Re: A simple situation shows confusion about basic concepts
Date: Wed, 27 Oct 2004 22:52:20 GMT
Message-ID: <EEVfd.3837$Xq3.1172_at_trndny01>
"Ney André de Mello Zunino" <zunino_at_inf.ufsc.br> wrote in message
news:2uaifgF25s033U1_at_uni-berlin.de...
> Alan wrote:
>
> > "Ney André de Mello Zunino" <zunino_at_inf.ufsc.br> wrote in message
> >
> >>Make uc1_id and uc2_id part of the primary key? Why? Shouldn't they be
> >>foreign keys (notwithstanding the fact that I didn't indicate so in my
> >>original post)?
> >
> > They are still foreign keys. They can be both FK and PK. You want them
to be
> > part of the PK so you can ensure that any particular combination is
unique
> > and not null. In fact, I made a mistake: drop entry_id as part of the PK
of
> > KB. In fact, remove it completely. It has no use at all. You really
should
> > use:
> >
> > KB (Knowledge Base)
> > ===================
> > relation_type (PK)
> > uc1_id (PK)
> > uc2_id (PK)
>
> All right. That makes sense. I dropped the /entry_id/ PK and made the UC
> ids part of the primary key as well. This is what I have got:
>
> KB (Knowledge Base)
> ===================
> uc1_id (PFK)
> uc2_id (PFK)
> relation_type (PK)
>
> > You do have another problem, though, that can't be enforced through
normal
> > data constraints. That is, for example:
> >
> > If
> > relation_type = c
> > uc1_id = 5
> > uc2_id = 8
> >
> > Is fine, but if that exists, you can still have
> >
> > relation_type = c
> > uc1_id = 8
> > uc2_id = 5
> >
> > which may or may not be correct. I suspect that _most_ of the time, it
would
> > be incorrect.
> >
> > I think this can only be enforced through some procedural code (trigger,
> > front end code, etc.), and even then only if the result was incorrect
100%
> > of the time. For example, you may have data that would read correctly as
> >
> > BRAZIL is a MOVIE
> >
> > but
> >
> > MOVIE is a BRAZIL would not be correct
>
> I agree. This kind of constraint will likely end up implemented in the
> business logic of the application, especially because there are quite a
> few of them and some can't be easily done in the relational model.

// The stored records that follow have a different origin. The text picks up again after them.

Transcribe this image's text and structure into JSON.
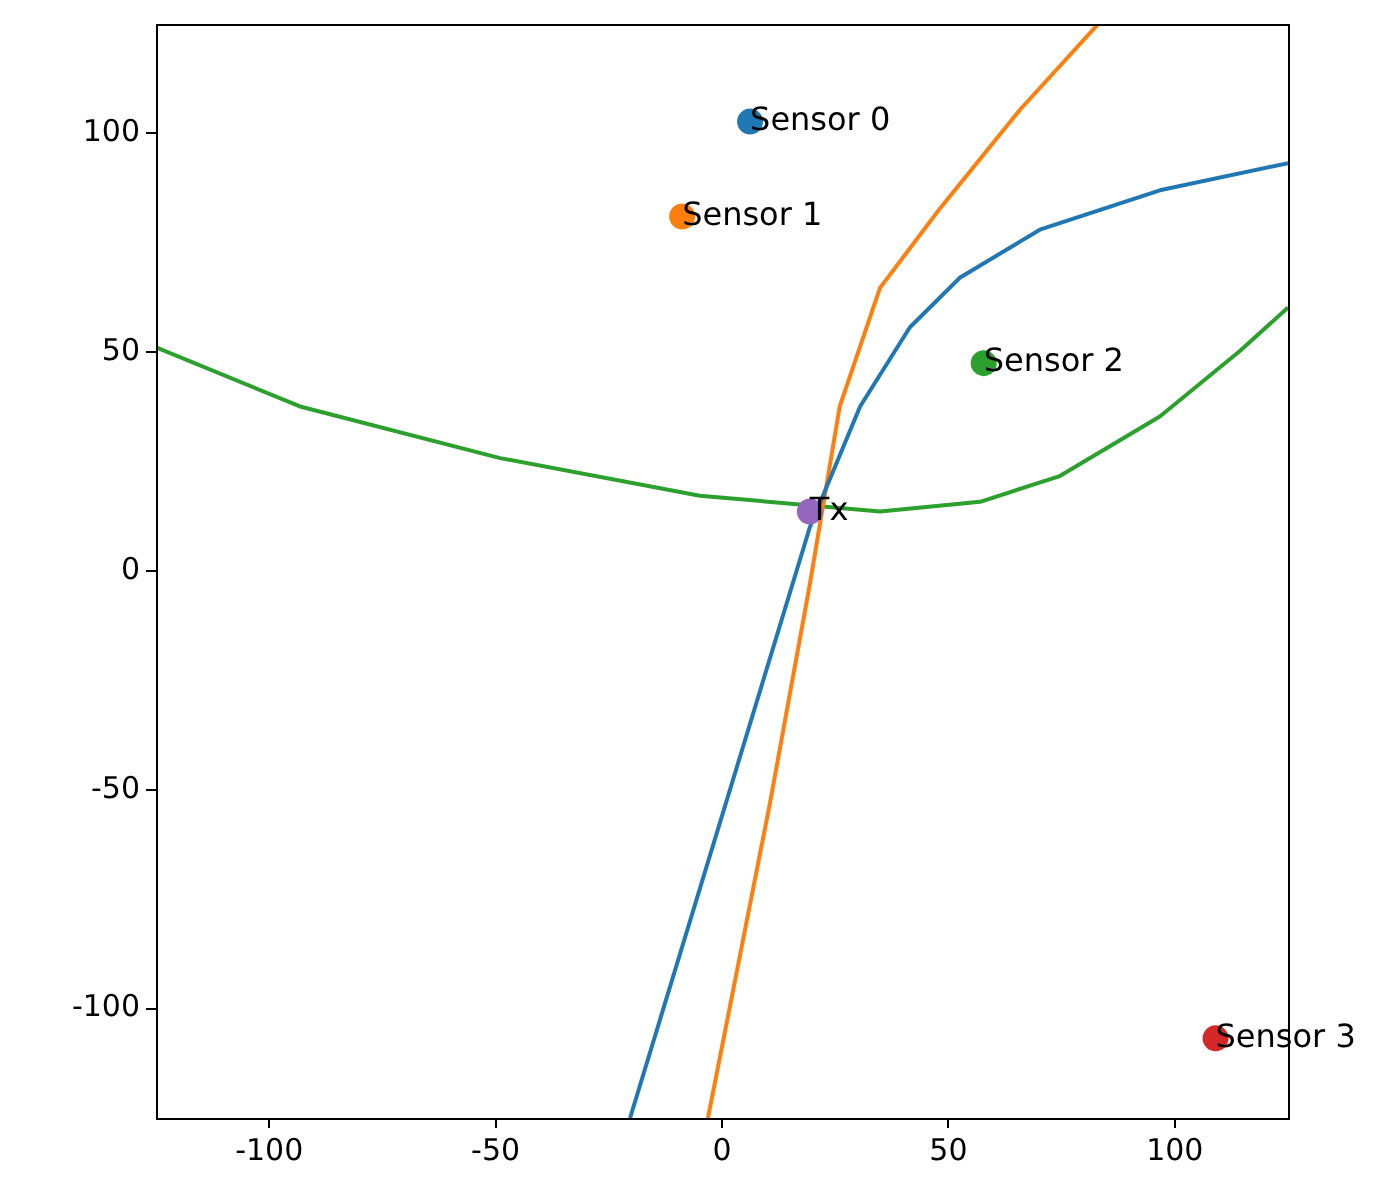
{
  "chart_data": {
    "type": "line",
    "xlim": [
      -125,
      125
    ],
    "ylim": [
      -125,
      125
    ],
    "xticks": [
      -100,
      -50,
      0,
      50,
      100
    ],
    "yticks": [
      -100,
      -50,
      0,
      50,
      100
    ],
    "grid": false,
    "legend": false,
    "series": [
      {
        "color": "#1f77b4",
        "marker": "none",
        "x": [
          -20.3,
          19.4,
          30.5,
          41.5,
          52.5,
          70.2,
          96.7,
          125
        ],
        "values": [
          -125,
          10,
          37.6,
          55.7,
          67,
          78,
          87,
          93.2
        ]
      },
      {
        "color": "#ff7f0e",
        "marker": "none",
        "x": [
          -3.1,
          10.6,
          19.4,
          26,
          34.9,
          48.1,
          65.8,
          83
        ],
        "values": [
          -125,
          -53,
          -3,
          37.6,
          64.7,
          82.8,
          105.4,
          124.9
        ]
      },
      {
        "color": "#2ca02c",
        "marker": "none",
        "x": [
          -125,
          -93.2,
          -49,
          -4.9,
          34.9,
          57,
          74.6,
          96.7,
          114.3,
          125
        ],
        "values": [
          51.1,
          37.6,
          25.8,
          17.2,
          13.6,
          15.8,
          21.7,
          35.3,
          50.2,
          60.2
        ]
      },
      {
        "type": "scatter",
        "name": "Sensor 0",
        "color": "#1f77b4",
        "marker": "circle",
        "x": [
          6.2
        ],
        "values": [
          102.7
        ]
      },
      {
        "type": "scatter",
        "name": "Sensor 1",
        "color": "#ff7f0e",
        "marker": "circle",
        "x": [
          -8.8
        ],
        "values": [
          81
        ]
      },
      {
        "type": "scatter",
        "name": "Sensor 2",
        "color": "#2ca02c",
        "marker": "circle",
        "x": [
          57.8
        ],
        "values": [
          47.5
        ]
      },
      {
        "type": "scatter",
        "name": "Sensor 3",
        "color": "#d62728",
        "marker": "circle",
        "x": [
          109
        ],
        "values": [
          -106.8
        ]
      },
      {
        "type": "scatter",
        "name": "Tx",
        "color": "#9467bd",
        "marker": "circle",
        "x": [
          19.4
        ],
        "values": [
          13.6
        ]
      }
    ]
  }
}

Good to hear, but remember, you can make it "idiot" proof, but not _fool_ proof :)
>
> > Okay, another way to do this, and I know you don't want to (but it is
the
> > right way to do it, as I will attempt to explain below), is one table:
> >
> > KB
> > uc1 (PK)
> > relation_type (PK)
> > uc2 (PK)
> >
> > This is probably the correct way to do it. Actually, thinking about the
> > rules for converting an ERD to a relational schema (this exact situation
is
> > not covered directly), and extrapolating the rules, you should wind up
with
> > one table, so this is the correct answer to your problem. The rule I
> > extrapolated from is basically, create a seperate table for each entity
and
> > relationship in a M:N situation. That would always yield three tables.
The
> > PK of the relationship (connecting) table is made up of the PKs of both
> > entities. Well, guess what happens when you do this- you wind up with
three
> > tables, but the two entities are redundant with the one that is made
from
> > the relationship.
> >
> > The reason we got confused was because of the artificial keys. They are
not
> > "real" data. So, if you take those out, you have only one attribute
> > remaining in the UC table(s). Another rule of ER modeling is that you
can't
> > have an Entity with only one attribute- it can always be subsumed into
> > another entity or relationship. Ultimately, this is what I did, and the
> > process we went through proves this rule to be true.
>
> I understand that rule. And, yes, the UC entity might as well have a
> single attribute: the UC string itself. But what do you do when you know
> that entity will be used in several other places of your relational
> model and you don't want to use the full UC string as the foreign key in
> those situations. One of the reasons being that those strings may be
> large and cumbersome. Here is an example of an average real UC:
> 'explain(icl>express(agt>thing,gol>person,obj>thing))' Wouldn't it be
> acceptable to use a plain integer PK in a case like that? I.e., to keep
> up with:
>
> UC (Universal Concept)
> ======================
> uc_id (PK)
> uc
>
> [...]
You could, but these days, with storage being cheap and processing being fast, I don't see a compelling reason to not use the "natural" key approachespecially with this sort of obtuse data. Less chance of error, IMO. As you may suspect, I favor using natural keys whenever possible. I only use artificial keys when there is no other choice, except if I know there will be a very high usage of low cardinality keys. An example being what I call "lookup" values, such as State here in the U.S. I will store "PA" instead of "Pennsylvania" in an address table. Not the greatest example, as PA is also a natural key. Okay, here's one- I'll store STL to indicate our St. Louis office, PIT for Pittsburgh, etc. in our sales tracking program. Low cardinality, high usage. In our HR system, we store department numbers rather than names- another example of low cardinality and high usage.
>
> >>"relation_type" merely expresses how the first and second UCs of the
> >>respective KB entry are associated to each other ("is a", "is part of",
> >>"is agent of", etc.). That only has meaning in the context of the
> >>application, not the database. This goes to say that the values for that
> >>field may and will often repeat across the records. I think I could
> >>actually have removed it from my original post.
> >
> > If it has meaning in the application, that's fine, but don't you still
need
> > to store the relationship type? How will the application know, or is it
not
> > important? It had better be important, or I wasted a lot of time :)
>
> Don't worry. They are indeed important and your time was definitely not
> wasted. I guess I made my point too strongly about telling the
> /relation_type/ attribute from database relationships.
:)
>
> > There are many notation types, but most use a rectangle to indicate an
> > Entity, and a diamond to indicate a Relationship between Entities. They
then
> > map, through certain rules, to tables.
>
> Thanks for further clarifying that. Things are going to fall into place,
> gradually. What happened to me here is that, after being away from
> database design for some considerable time, I was faced with this, not
> necessarily complex, but non-trivial modelling problem. But with the
> help of you fellows, I will get there.
>
> Thanks a lot again,
Good luck to you!
>
> --
> Ney André de Mello Zunino
Received on Thu Oct 28 2004 - 00:52:20 CEST